Published online by Cambridge University Press: 05 October 2012
Accomplished readers continuously adjust their reading behaviors to accommodate text difficulty, task demands, and other contextual variables. Monitoring their reading process carefully, they take immediate steps when encountering comprehension problems. Aware of their own cognitive and linguistic resources, they are capable of directing their attention to the appropriate clues in anticipating, organizing, and retaining text information. These and similar behaviors, separating accomplished and less-accomplished readers, essentially characterize what is referred to as strategic reading. It is generally acknowledged that beyond information-processing skills, reading proficiency requires capabilities for exploiting cognitive and other resources to their maximum benefit. For these reasons, readers' real-time thoughts and actions – what they do and why – have attracted serious attention in both L1 and L2 reading research. Three issues are central: what behaviors are consciously initiated by readers to improve their ongoing comprehension, how such reader-initiated behaviors can be examined systematically with different groups of readers under varying conditions, and which reader-initiated actions are most efficacious in enhancing comprehension.

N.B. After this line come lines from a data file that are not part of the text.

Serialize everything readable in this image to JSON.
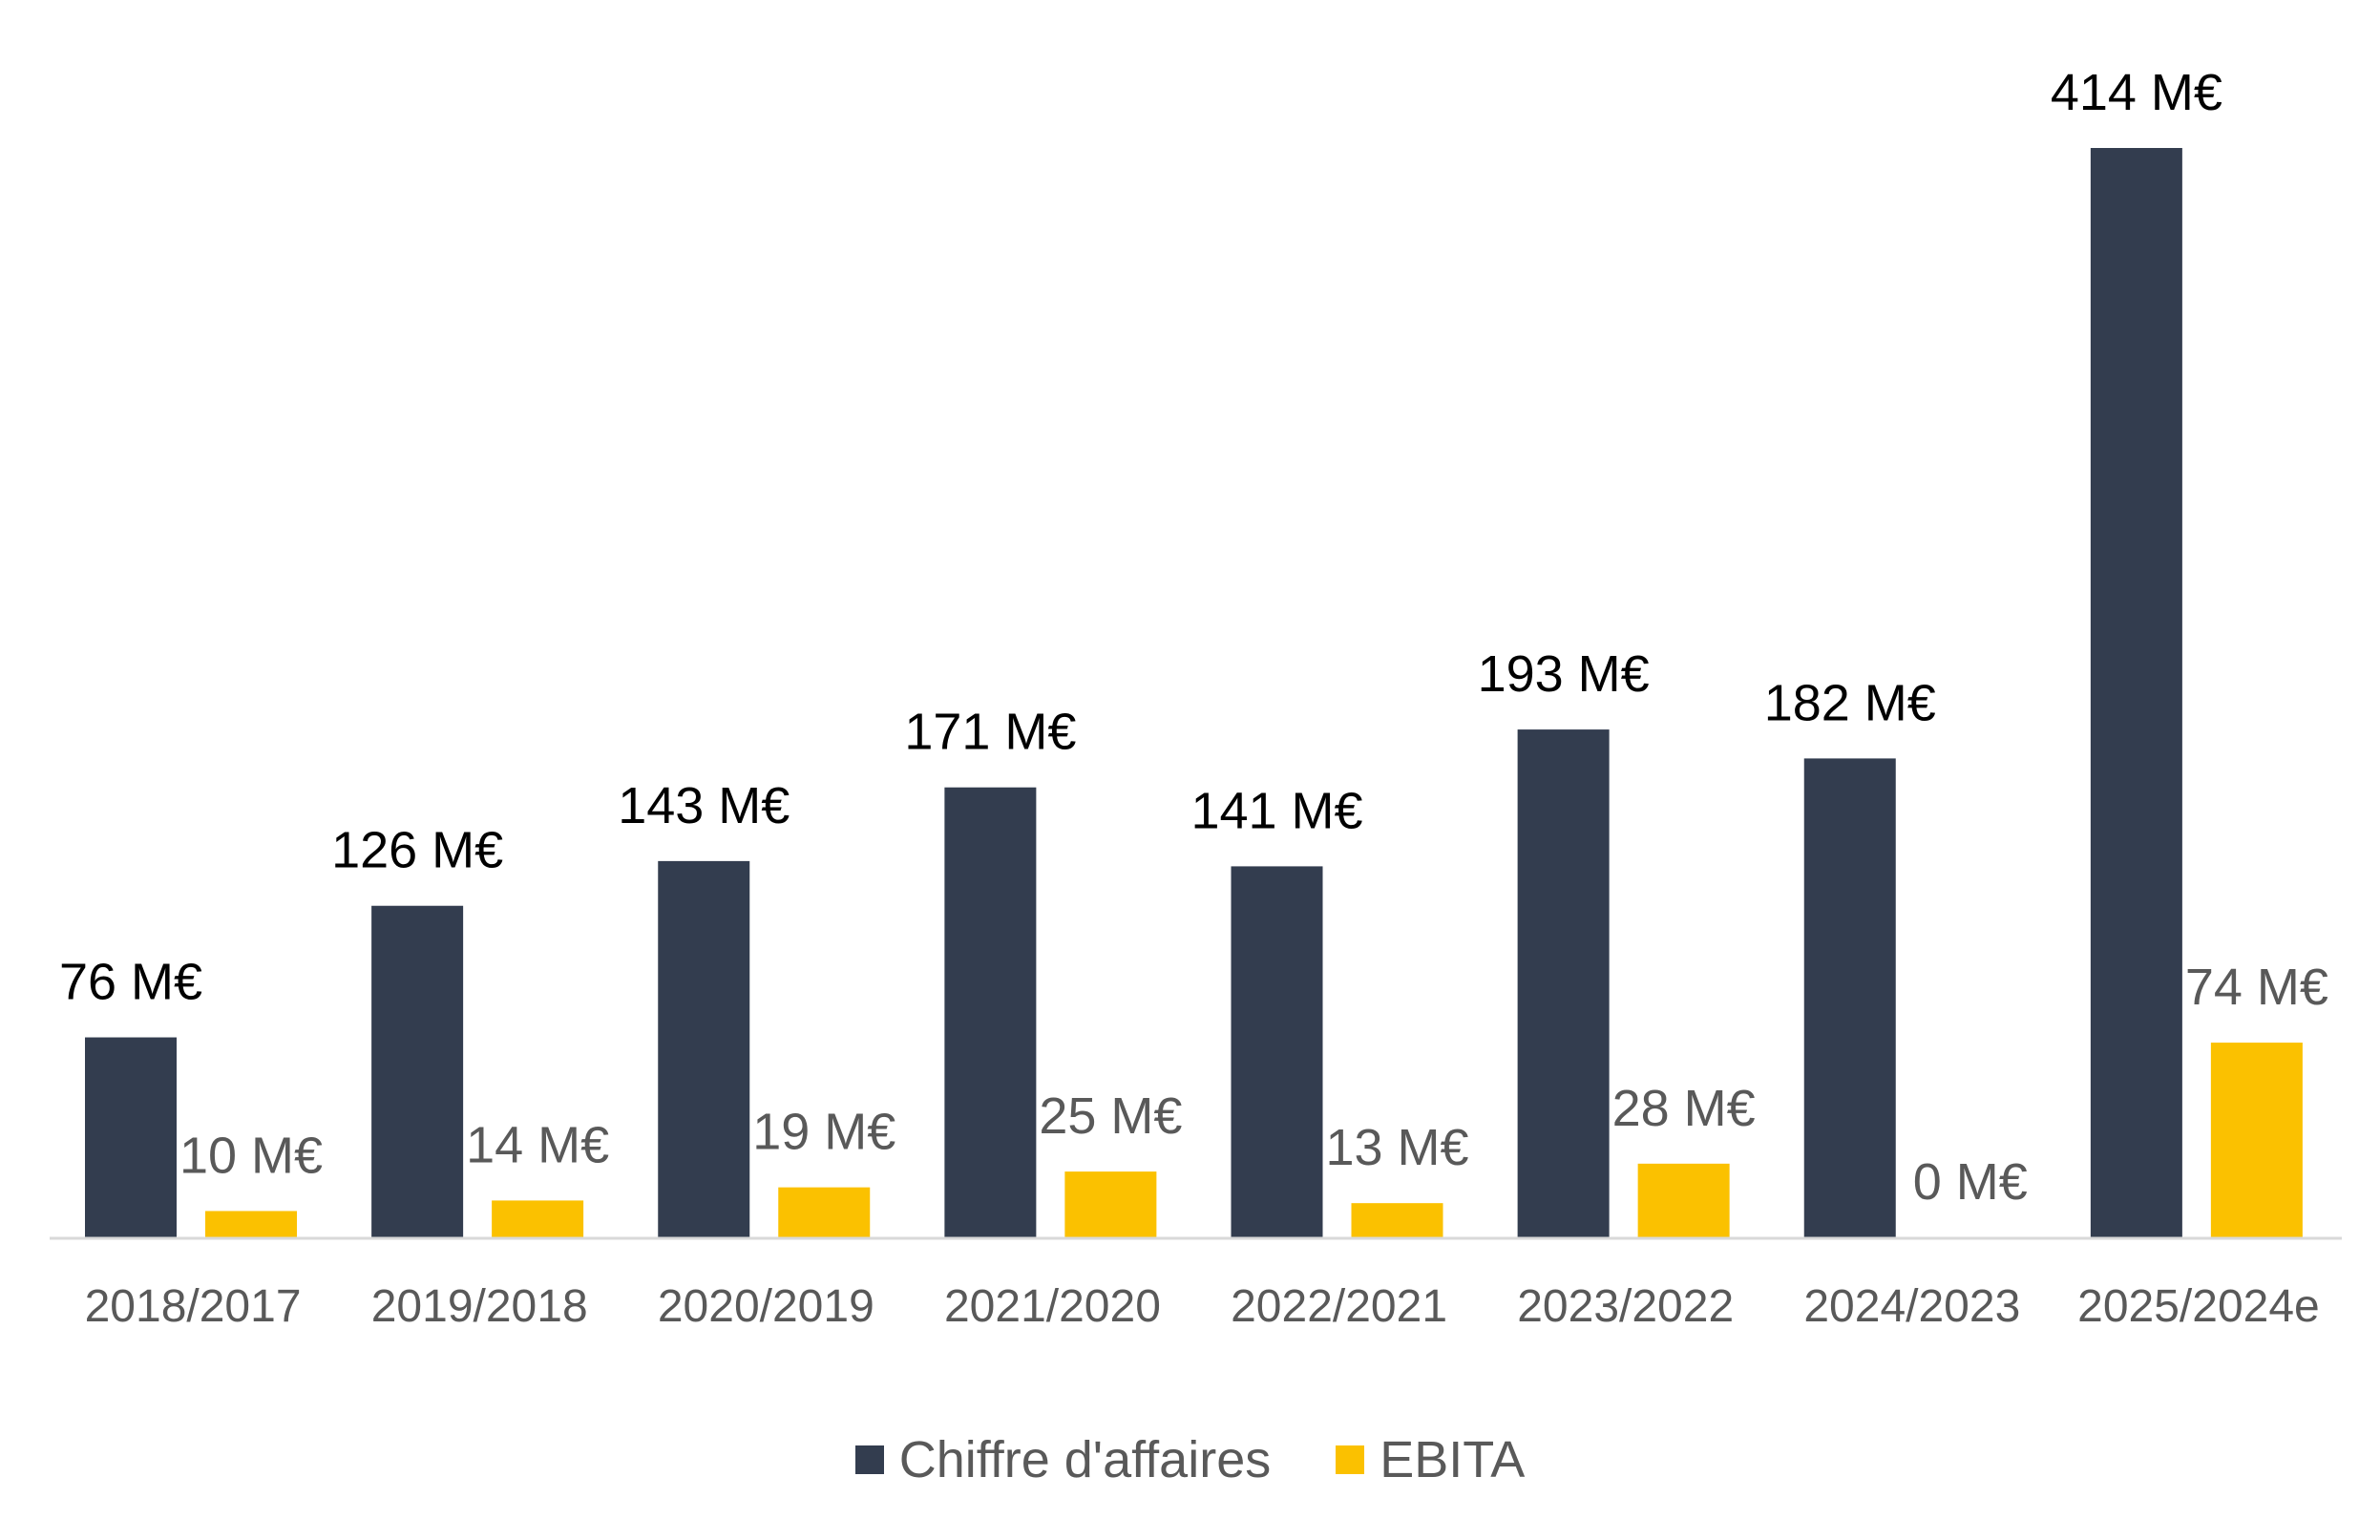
{
  "chart_data": {
    "type": "bar",
    "title": "",
    "xlabel": "",
    "ylabel": "",
    "unit": "M€",
    "categories": [
      "2018/2017",
      "2019/2018",
      "2020/2019",
      "2021/2020",
      "2022/2021",
      "2023/2022",
      "2024/2023",
      "2025/2024e"
    ],
    "series": [
      {
        "name": "Chiffre d'affaires",
        "color": "#333D4F",
        "label_color": "#000000",
        "values": [
          76,
          126,
          143,
          171,
          141,
          193,
          182,
          414
        ],
        "labels": [
          "76 M€",
          "126 M€",
          "143 M€",
          "171 M€",
          "141 M€",
          "193 M€",
          "182 M€",
          "414 M€"
        ]
      },
      {
        "name": "EBITA",
        "color": "#FBC100",
        "label_color": "#595959",
        "values": [
          10,
          14,
          19,
          25,
          13,
          28,
          0,
          74
        ],
        "labels": [
          "10 M€",
          "14 M€",
          "19 M€",
          "25 M€",
          "13 M€",
          "28 M€",
          "0 M€",
          "74 M€"
        ]
      }
    ],
    "ylim": [
      0,
      420
    ],
    "grid": false,
    "legend_position": "bottom"
  }
}
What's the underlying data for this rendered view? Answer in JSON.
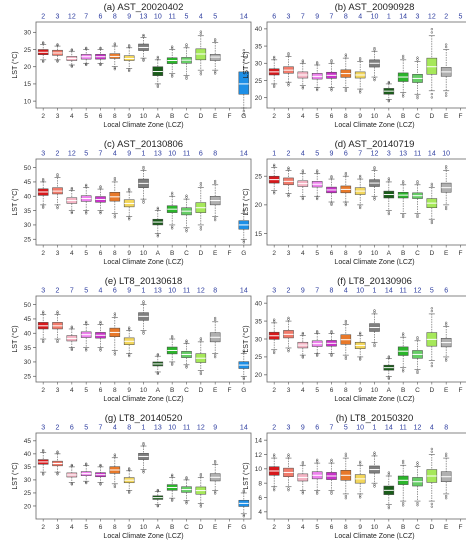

Several circumstances contribute to the popularity of this research. First, the significance of strategic reading has become widely recognized only relatively recently. Researchers now generally concur that strategic reading is vital in academic pursuits, where reading often is inseparable from learning, necessitating both understanding and retaining complex, often unfamiliar concepts. Second, recent advancements in research methodology now afford stable data on reader introspection, creating a window through which readers' own accounts of how a task is performed – and the ways they manage a wide range of cognitive activities – can be deciphered and analyzed.